The record begins as it ends, both mournful and joyous.  McDowell’s guitar is barely audible for the first two seconds.  A lone woman’s voice, probably Annie Mae, sings,

Jesus is on…

Then their small choir of voices arises, and together they finish the sentiment:

….the main line, tell Him what you want.

McDowell’s guitar grows louder, and follows them note for note, his strings shaking and ringing out.  Soon enough, someone begins clapping.

For the remainder of the record, these will be the only sounds that are heard: a lone blues guitar, weathered hands clapping out a sparse rhythm, and a group of souls crying out to their God in beautiful unity.

I’m going home on the morning train,

moans McDowell on one song.

You’ve got to move,

the singers repeat on another.

Elsewhere the guitar speaks first, playing the beginning few notes, and then those familiar words sound out…

grace, how sweet the sound,

that saved a wretch like me.

They sing the words slow and deliberately at first.  Then, very gradually, they speed it up, until they are clapping and ringing out in exclamation.  This is not the anthem you sang in church.  This one bends low, into the bone scattered earth, before it reaches for heaven.

There is a tendency in music to over say things; to fill up the empty space with noise.  We are convinced of the false belief that the more sounds and instruments we add, the greater our message; when oftentimes, the opposite is true.  If we added a piano or some drums to the early recordings of the Carter Family, or to the final gospel recordings of Johnny Cash, something deep would be lost.  The same can be said of Fred McDowell and his Hunter’s Chapel Singers.  Add anything and you take away.

There may be an unintentional rationality to the bareness of the recordings.  This stark sound carries with it a stark history. They are songs of distress, utterances of the oppressed.  McDowell and his companions are taking us on a hard journey across the expanse of African-American spiritual music.   But they are songs of hope also: hope for freedom today; hope for Glory tomorrow.

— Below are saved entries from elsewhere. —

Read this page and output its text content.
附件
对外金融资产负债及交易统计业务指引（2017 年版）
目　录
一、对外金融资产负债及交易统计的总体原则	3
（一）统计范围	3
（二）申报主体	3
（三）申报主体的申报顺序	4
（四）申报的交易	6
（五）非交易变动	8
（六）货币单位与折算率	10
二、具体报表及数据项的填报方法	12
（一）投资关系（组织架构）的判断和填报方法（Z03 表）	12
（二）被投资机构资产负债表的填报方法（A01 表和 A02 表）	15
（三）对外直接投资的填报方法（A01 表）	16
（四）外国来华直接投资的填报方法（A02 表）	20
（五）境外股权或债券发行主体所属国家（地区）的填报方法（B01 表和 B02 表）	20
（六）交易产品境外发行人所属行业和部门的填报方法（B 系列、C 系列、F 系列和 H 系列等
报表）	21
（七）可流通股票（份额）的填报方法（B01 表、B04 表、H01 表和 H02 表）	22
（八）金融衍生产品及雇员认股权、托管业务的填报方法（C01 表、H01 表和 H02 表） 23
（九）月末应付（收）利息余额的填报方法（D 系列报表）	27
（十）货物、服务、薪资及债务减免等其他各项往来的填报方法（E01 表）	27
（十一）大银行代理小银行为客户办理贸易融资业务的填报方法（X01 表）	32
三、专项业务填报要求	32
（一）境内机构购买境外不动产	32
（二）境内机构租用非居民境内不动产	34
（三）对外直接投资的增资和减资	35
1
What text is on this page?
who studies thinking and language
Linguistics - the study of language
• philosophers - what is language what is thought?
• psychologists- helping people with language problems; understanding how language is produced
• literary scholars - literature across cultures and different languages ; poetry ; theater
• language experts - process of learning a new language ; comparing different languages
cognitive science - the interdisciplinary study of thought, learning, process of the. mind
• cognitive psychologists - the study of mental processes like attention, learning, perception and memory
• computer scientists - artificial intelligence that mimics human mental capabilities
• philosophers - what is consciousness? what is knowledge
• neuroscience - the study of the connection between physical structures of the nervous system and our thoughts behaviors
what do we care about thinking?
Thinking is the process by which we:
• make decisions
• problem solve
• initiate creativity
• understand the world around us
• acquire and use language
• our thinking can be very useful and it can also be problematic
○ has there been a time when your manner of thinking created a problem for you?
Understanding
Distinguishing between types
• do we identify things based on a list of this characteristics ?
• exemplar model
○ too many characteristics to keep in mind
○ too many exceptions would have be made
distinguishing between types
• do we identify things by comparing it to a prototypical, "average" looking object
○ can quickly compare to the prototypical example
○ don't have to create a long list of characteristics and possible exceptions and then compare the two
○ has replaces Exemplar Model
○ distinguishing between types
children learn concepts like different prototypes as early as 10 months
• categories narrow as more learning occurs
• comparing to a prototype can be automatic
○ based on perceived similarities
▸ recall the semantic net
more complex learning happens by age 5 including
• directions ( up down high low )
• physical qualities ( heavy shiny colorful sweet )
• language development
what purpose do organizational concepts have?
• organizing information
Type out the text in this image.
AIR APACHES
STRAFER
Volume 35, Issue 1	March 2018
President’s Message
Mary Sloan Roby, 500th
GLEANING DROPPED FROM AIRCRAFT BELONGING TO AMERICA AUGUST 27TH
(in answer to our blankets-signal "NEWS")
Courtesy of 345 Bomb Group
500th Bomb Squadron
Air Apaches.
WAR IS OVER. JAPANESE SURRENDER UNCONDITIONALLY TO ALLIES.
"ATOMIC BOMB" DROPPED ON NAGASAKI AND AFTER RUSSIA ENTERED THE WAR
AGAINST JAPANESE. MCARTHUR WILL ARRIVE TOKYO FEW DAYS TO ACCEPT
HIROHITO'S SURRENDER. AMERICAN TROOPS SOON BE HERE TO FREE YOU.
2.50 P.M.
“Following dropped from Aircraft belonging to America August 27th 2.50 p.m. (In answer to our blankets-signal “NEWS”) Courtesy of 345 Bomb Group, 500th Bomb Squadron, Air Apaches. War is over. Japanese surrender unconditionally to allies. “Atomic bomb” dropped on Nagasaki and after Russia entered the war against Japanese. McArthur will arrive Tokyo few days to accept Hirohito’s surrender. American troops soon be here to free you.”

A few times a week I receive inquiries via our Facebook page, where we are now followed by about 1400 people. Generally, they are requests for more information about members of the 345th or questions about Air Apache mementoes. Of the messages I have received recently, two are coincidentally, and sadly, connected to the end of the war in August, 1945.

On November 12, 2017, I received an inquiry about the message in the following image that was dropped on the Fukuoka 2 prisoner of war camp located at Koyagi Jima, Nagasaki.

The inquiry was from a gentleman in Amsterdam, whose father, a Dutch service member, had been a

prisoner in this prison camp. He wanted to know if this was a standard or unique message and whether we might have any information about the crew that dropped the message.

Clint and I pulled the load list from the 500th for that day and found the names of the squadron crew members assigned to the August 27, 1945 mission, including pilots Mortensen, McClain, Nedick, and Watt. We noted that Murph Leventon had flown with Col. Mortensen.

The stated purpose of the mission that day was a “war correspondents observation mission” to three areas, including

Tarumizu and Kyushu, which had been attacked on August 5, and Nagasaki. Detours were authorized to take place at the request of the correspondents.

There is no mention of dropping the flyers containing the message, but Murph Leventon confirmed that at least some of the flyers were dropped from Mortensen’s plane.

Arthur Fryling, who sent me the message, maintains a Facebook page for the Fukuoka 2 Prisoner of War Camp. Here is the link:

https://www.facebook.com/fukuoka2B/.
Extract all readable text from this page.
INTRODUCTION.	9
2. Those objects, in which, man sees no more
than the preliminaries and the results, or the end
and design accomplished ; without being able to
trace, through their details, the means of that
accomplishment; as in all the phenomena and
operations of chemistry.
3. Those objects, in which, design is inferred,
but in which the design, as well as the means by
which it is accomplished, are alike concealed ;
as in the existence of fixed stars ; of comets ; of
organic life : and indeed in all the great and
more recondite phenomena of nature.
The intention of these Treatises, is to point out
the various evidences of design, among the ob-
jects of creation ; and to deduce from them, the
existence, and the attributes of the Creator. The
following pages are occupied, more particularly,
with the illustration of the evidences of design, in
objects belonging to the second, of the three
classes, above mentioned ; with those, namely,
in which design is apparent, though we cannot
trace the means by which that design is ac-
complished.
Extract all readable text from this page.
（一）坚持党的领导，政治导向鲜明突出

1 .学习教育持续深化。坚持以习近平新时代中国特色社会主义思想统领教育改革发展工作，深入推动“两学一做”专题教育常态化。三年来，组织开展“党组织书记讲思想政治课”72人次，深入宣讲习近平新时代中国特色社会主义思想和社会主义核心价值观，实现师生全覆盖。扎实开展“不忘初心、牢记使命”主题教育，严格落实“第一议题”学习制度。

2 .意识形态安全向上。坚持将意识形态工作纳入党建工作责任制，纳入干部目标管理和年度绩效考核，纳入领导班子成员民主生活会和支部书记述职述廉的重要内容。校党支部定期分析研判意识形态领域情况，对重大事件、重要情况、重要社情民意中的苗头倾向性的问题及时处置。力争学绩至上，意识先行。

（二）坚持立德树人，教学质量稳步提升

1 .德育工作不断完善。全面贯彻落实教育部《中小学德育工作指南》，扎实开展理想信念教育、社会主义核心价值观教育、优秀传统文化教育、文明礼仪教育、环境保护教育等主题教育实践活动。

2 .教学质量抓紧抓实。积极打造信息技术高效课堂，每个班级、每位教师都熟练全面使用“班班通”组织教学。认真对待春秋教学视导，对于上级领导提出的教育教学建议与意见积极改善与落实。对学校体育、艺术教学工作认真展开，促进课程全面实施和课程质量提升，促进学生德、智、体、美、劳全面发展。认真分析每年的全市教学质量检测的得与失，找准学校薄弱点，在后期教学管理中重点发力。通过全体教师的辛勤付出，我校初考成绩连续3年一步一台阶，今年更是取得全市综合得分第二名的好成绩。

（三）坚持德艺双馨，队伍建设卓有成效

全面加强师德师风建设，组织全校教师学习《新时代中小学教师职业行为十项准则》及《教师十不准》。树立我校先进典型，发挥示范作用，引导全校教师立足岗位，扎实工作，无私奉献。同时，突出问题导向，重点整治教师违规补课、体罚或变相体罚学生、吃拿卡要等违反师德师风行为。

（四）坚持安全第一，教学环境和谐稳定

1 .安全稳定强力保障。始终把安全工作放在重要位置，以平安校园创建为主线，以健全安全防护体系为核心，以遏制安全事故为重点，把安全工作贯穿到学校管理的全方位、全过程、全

Those blissful, beautiful words, and the conviction by which they are sung; those dire guitar notes; are the same sort that shook the young me so many years ago, listening to McDowell for the first time.  The songs have seen death, burial and resurrection.  They have weathered persecution. They have lived on, into the turbulent years that followed emancipation, carefully and strenuously passed down by disciples of the tradition.   You can feel the weight of the songs with every guttural cry.  Yet, in triumph, these voices sing,

I felt like shouting when I come out the wilderness.

Amazing Grace can be found on or other cd/digital websites.


Lomax, Alan.  The Land Where the Blues Began.  New York: Delta Publishing, 1993. Print

Lomax, Alan. Liner notes. Sounds of the South. Box Set. Atlantic, 1993.

Szwed, John. Alan Lomax: The Man Who Recorded the World. New York: Viking, 2010.  Print

Welding, Pete. Liner notes. Amazing Grace. LP. Testament Records, 1966.